The activities of Mr Advani, Mr Joshi, Ms Bharti and others bear no comparison with Dr Preger’s service to the long and ragged queues of men, women and children in Middleton Row and the banks of the Hooghly near Howrah Bridge. But, then, which politician bothers to cite public service as justification for public reward? With Prime Minister Narendra Modi preening himself on holding hands with the French President — far more visibly gratifying than having to tell sceptical audiences he calls Barack Obama “Barack” even if the US President never missed an opportunity to say “Mr Prime Minister” or “Prime Minister Modi” — the poor are of little account. With joblessness rising and the growth rate falling, Mr Advani, Mr Joshi, Ms Bharti and company don’t have to go to a BJP jail to prove they are steeped in saffron. But one didn’t expect them to relinquish credit for the single-most important achievement of saffron triumphalism — proving that while others erect, the Sangh Parivar pulls down.

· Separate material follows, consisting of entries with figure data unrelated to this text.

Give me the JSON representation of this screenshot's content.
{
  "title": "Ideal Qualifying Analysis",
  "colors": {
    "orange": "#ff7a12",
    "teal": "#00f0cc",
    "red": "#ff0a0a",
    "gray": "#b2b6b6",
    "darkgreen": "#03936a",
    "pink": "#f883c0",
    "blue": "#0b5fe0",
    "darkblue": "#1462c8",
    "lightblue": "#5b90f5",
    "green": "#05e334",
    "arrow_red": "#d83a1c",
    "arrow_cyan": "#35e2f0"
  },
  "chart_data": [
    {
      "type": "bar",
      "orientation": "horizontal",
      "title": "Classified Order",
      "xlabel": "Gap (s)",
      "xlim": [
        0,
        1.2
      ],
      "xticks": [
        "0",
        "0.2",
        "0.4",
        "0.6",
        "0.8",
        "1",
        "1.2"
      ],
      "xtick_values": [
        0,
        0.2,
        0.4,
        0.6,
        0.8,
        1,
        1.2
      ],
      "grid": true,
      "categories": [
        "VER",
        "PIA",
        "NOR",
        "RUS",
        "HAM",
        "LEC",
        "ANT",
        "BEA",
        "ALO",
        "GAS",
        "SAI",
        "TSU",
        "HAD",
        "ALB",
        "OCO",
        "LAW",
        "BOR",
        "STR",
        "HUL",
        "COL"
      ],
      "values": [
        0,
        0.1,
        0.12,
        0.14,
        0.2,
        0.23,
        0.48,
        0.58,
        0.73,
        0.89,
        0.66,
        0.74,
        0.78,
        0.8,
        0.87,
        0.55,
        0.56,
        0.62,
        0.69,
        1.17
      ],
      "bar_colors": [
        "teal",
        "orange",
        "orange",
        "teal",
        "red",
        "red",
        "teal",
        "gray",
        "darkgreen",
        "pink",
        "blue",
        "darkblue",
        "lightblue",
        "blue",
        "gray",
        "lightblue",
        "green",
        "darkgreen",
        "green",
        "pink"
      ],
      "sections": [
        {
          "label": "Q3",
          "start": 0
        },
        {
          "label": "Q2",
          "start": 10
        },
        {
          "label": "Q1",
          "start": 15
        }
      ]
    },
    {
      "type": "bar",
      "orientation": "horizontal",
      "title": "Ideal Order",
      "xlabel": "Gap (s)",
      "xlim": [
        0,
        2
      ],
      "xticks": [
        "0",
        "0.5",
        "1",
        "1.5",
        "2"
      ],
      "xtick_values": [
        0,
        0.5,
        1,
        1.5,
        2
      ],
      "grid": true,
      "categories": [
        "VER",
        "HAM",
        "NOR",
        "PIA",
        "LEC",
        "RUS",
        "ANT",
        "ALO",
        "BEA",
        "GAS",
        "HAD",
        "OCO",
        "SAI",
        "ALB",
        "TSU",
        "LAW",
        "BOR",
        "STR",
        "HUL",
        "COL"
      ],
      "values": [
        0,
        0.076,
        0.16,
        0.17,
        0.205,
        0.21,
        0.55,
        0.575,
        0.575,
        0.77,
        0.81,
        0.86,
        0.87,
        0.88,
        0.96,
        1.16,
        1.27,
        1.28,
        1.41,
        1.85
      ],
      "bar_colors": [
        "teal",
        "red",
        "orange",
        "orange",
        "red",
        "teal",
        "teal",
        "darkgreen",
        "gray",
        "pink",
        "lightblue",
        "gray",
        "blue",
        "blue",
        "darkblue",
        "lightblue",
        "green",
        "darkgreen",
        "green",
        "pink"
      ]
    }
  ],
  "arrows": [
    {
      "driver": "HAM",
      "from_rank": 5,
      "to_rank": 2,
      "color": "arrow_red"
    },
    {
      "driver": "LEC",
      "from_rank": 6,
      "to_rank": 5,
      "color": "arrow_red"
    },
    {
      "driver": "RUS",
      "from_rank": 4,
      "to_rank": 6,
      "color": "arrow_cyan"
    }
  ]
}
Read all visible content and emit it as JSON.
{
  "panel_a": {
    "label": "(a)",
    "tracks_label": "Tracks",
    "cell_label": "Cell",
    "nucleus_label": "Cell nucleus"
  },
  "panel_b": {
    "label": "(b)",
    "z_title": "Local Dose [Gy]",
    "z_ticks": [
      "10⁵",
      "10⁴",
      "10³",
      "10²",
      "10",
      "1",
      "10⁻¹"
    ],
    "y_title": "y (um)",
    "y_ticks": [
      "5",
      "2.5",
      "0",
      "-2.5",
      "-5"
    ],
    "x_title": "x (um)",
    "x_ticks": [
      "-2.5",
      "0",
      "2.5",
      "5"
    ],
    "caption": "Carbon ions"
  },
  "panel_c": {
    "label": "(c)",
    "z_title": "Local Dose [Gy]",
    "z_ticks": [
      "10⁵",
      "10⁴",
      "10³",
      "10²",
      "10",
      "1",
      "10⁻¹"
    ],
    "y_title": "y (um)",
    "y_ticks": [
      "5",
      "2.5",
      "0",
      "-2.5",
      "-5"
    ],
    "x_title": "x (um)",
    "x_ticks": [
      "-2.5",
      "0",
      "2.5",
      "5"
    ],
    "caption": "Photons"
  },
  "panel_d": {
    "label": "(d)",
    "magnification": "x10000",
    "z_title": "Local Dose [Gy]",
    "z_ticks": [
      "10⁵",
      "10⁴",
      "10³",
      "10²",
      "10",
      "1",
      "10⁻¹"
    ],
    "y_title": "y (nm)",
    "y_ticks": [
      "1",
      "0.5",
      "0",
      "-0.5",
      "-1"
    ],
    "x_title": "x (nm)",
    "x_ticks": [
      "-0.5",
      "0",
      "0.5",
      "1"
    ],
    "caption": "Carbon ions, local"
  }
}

They could have argued that the act of demolition promised to restore the Elysium when, defying the logic of time and reason, Dayananda Saraswati claimed that “everything worth knowing, even in the most recent inventions of modern science, was alluded to in the Vedas”, and that the ancients knew all about steam engines, railways and steamboats. They could also have argued that the Prime Minister has extended Vedic bliss to include genetic scientists who can bring legions of Karnas to life outside the maternal womb and plastic surgeons able deftly to chop and paste to produce armies of Ganeshas. A retiring Rajasthan judge goes farther to claim the peacock is a lifelong “brahmachari” whose tears the asexual peahen swallows to become pregnant.
A possible explanation for their reticence could lie in the origin of Narendra Modi’s winning slogan. It was Manmohan Singh who told a Pravasi Bharatiya Divas gathering on January 8, 2014 that things might be looking bad but achhe din aane wale hain. Addressing the same crowd the next day, Mr Modi said: “I need not say anything as the Prime Minister had said enough in his speech yesterday, but I would like to repeat one of his statements ‘Achhe din aane waale hain’.”
While Dr Singh must be chuckling away, Mr Advani, Mr Joshi, Ms Bharti and the others are probably reluctant to acknowledge that their handiwork precipitated the realisation of his promise.